安和县最旱的南部地带通水了,这事儿风一样传了出去。
镇上人还都不信,这怎么可能啊呢!
不可能,绝对不可能。
可传得厉害啊!讲的跟真的一样。
不行,老子亲眼去看一下,去了离县城最近的方牛村,一河道蜿蜒着从村里流过,先头浑浊的河水如今已经变得清澈,河道旁边还有好些村民正挖着小水沟往地里引水,几个妇人在一旁洗衣裳,个个脸上扬着笑,再不见以前的愁苦和麻木了。

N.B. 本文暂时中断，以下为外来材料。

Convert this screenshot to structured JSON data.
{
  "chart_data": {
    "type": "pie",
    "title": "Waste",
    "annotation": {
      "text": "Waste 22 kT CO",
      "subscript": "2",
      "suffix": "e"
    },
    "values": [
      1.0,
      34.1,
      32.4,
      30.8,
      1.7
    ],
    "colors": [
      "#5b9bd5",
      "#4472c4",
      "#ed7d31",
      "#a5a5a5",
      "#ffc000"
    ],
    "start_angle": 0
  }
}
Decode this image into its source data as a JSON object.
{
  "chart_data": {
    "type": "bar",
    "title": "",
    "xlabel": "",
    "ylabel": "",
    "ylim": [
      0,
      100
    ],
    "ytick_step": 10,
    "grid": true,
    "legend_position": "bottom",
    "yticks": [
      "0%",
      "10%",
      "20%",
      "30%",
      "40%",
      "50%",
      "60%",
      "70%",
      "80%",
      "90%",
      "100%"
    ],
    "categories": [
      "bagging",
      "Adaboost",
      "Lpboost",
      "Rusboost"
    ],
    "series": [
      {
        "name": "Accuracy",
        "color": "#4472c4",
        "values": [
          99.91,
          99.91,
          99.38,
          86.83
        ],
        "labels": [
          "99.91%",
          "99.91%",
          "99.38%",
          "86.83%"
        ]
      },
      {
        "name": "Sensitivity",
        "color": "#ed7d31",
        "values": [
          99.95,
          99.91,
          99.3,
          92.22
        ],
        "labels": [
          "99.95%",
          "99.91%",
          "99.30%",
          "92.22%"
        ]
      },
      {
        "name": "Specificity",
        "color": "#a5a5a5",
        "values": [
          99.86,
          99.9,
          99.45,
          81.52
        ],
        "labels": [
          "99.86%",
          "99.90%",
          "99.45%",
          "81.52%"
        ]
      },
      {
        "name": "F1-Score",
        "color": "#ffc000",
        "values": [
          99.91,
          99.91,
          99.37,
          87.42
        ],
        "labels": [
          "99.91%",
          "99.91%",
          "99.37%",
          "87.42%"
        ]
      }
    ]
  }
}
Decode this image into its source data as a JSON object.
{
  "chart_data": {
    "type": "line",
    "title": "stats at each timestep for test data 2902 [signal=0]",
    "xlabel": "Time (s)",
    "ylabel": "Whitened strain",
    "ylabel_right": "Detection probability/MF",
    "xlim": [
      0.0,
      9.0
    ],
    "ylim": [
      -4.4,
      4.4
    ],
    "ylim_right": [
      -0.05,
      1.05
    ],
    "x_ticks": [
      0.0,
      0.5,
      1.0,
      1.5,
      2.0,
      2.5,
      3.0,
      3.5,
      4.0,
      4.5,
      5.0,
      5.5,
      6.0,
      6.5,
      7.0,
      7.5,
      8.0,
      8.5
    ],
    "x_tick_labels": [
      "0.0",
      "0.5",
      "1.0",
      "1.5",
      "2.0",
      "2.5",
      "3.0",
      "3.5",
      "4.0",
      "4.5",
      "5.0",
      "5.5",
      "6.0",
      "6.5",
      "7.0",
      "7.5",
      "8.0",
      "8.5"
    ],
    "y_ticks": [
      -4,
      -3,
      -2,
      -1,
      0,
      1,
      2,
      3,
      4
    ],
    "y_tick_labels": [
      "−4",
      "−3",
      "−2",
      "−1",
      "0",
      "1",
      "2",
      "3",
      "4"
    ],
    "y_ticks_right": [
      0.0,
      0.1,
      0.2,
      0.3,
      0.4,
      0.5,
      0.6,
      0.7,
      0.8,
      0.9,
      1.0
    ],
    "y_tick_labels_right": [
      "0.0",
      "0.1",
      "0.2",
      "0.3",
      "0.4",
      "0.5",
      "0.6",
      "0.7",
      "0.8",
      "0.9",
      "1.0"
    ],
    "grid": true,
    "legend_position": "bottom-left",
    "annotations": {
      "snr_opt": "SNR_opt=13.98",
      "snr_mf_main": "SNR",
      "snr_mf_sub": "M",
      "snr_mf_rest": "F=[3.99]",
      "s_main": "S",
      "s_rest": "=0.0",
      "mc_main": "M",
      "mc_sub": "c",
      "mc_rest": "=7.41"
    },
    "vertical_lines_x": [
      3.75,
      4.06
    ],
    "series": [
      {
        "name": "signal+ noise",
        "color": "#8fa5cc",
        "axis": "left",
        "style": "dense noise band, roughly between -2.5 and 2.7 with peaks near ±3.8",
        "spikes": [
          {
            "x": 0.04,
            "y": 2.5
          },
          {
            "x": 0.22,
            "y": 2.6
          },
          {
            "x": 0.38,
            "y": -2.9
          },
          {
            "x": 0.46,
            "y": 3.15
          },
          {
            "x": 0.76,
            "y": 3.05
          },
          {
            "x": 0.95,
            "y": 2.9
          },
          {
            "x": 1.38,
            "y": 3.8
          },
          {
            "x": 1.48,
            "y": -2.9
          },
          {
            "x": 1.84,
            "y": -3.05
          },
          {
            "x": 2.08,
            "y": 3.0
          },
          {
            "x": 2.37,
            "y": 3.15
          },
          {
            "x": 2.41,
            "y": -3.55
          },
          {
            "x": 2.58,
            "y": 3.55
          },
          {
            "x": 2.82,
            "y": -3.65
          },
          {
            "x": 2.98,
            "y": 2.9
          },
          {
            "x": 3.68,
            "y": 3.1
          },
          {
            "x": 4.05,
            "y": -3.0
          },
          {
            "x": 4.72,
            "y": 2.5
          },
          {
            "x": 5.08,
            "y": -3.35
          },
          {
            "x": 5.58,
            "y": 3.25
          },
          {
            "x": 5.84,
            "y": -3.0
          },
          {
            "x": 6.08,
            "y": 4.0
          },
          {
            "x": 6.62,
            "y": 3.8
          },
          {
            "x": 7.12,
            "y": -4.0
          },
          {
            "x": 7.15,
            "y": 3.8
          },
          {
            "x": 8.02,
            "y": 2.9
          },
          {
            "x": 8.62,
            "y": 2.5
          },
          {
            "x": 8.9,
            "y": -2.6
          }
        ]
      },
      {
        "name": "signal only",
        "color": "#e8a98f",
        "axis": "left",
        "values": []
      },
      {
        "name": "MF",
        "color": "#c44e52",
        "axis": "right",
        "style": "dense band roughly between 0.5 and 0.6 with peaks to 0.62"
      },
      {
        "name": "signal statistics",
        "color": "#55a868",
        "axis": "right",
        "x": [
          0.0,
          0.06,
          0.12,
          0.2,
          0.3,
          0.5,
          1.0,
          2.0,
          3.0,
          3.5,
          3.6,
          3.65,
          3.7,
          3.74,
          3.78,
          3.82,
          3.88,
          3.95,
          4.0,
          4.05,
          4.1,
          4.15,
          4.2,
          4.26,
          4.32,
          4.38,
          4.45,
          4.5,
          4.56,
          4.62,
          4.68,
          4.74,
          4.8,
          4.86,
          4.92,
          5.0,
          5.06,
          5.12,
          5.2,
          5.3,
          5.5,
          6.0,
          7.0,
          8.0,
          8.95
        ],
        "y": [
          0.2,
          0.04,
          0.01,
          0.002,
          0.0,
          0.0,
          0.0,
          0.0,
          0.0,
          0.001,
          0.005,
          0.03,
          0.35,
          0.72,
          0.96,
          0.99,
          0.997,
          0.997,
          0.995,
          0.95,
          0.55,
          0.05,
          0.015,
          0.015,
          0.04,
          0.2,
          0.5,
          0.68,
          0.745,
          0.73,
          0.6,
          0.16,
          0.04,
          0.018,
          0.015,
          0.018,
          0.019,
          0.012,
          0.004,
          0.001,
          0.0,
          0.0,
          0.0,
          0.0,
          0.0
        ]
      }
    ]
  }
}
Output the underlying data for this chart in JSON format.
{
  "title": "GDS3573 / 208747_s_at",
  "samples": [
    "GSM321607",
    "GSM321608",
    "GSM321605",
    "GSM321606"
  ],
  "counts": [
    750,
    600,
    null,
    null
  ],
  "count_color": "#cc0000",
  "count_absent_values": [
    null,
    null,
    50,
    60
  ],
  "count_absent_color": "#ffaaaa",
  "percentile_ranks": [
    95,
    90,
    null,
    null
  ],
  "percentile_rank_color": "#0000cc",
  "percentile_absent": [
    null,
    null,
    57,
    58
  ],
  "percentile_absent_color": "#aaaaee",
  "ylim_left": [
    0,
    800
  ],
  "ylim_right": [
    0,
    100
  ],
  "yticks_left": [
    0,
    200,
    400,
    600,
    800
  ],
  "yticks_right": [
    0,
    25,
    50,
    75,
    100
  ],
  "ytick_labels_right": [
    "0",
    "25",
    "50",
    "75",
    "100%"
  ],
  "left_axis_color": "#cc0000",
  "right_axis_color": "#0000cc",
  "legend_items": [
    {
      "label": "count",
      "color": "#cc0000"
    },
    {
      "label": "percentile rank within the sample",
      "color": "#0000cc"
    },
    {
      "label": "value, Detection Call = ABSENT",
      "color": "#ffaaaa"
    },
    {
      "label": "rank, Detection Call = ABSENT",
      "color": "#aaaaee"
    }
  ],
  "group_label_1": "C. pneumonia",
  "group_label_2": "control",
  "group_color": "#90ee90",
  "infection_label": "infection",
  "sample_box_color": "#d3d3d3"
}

镇上人不信邪,硬是要眼见为实,这会亲眼瞧着了,只觉得神了,拉了一老乡,问这河水怎么引来的。
那老乡笑呵呵:“当然是知府大人引来的了。”
“知府大人怎么引的啊!”
“这个你得去问知府大人了,我哪里会晓得啊!我要是晓得啊!早八百年前就引了。”
有人实在好奇啊!跑下平村去,从村民口中问不出什么来,便三三两两的结伴往山上去,看见大石山下头被炸出了一个大洞,像是被捅了个对穿似的。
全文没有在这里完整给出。